Section of Adolescent Medicine, Denver Health, University of Colorado Denver Health Sciences, Denver, Colorado, USA.
Journal of pediatric and adolescent gynecology (Impact Factor: 1.68). 11/2008; 21(5):289-93. DOI: 10.1016/j.jpag.2008.07.014
Source: PubMed

ABSTRACT In 1998, the Centers for Disease Control and Prevention (CDC) changed their guidelines for treatment of adolescents with pelvic inflammatory disease (PID), no longer recommending hospitalization of all teenagers.

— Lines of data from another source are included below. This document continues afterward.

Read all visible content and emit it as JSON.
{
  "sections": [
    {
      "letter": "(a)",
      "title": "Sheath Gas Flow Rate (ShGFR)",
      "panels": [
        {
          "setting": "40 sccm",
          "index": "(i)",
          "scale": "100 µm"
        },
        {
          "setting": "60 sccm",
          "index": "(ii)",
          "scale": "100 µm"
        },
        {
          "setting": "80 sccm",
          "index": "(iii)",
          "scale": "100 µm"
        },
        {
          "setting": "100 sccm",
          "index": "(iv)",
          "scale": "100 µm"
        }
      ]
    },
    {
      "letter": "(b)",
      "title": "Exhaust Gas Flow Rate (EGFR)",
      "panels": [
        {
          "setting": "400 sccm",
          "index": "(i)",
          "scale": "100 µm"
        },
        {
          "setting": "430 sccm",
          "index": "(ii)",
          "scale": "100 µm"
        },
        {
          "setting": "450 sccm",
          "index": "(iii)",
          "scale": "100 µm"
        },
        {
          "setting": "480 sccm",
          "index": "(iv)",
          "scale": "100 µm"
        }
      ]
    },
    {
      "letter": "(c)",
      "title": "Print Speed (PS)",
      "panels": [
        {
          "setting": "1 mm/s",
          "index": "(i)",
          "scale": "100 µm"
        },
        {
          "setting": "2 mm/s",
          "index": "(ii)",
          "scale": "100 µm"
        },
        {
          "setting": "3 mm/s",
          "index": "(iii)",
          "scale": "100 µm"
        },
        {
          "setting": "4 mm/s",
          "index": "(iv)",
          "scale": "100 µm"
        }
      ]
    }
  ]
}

(1) To determine the proportion of adolescents with PID who were admitted for failed outpatient treatment after the CDC guideline change. (2) To determine if adolescents admitted for PID after the guideline change needed longer hospital stays and/or were more likely to be "very ill" [as measured by inflammation markers, e.g. fever] or to have tubo-ovarian abscess (TOA) than those admitted before the change.
Retrospective chart review
All 12-21-year-old females with the diagnosis of PID admitted to an adolescent inpatient unit in an inner-city teaching hospital during a two-year period before [T1=1995-1997 (54 cases)] and after [T2=1998-2000 (91 cases)] the CDC guideline change.
Reason for admission (failed outpatient treatment; TOA; or admission at the time of diagnosis of PID); clinical toxicity at admission, and length of hospital stay (LOS).
During T2, 22% of PID admissions were for failure of outpatient therapy. However, those admitted after failure of outpatient therapy (n=20) in T2 were less likely to be "very ill" than those who were admitted at the time of PID diagnosis in either T1 or T2 (n=123) [RR:0.30; 95% CI:0.09-0.94]. Mean LOS for females admitted to the adolescent unit with all diagnoses other than PID did not change between T1 and T2 but mean LOS for those diagnosed with PID decreased significantly from 6.3 +/- 3.7 days to 4.7 +/- 2.7 days, respectively (P = 0.002). LOS for PID was longer for younger (<16 years; 8.20 +/- 4.5 days) than older (> or =16 years; 5.0 +/- 2.8 days) girls (P = 0.02) and for adolescents with TOA (7.9 +/- 5.0 days) than for those without (5.3 +/- 2.9 days) (P = 0.05).
At our medical center, after the CDC guideline change many adolescents with PID were admitted because of failure of outpatient therapy but they were not sicker than those admitted at the time of diagnosis and overall LOS for PID was shorter. These findings are reassuring because they suggest that an initial trial of outpatient therapy for PID is unlikely to harm adolescents and may lead to significant cost savings.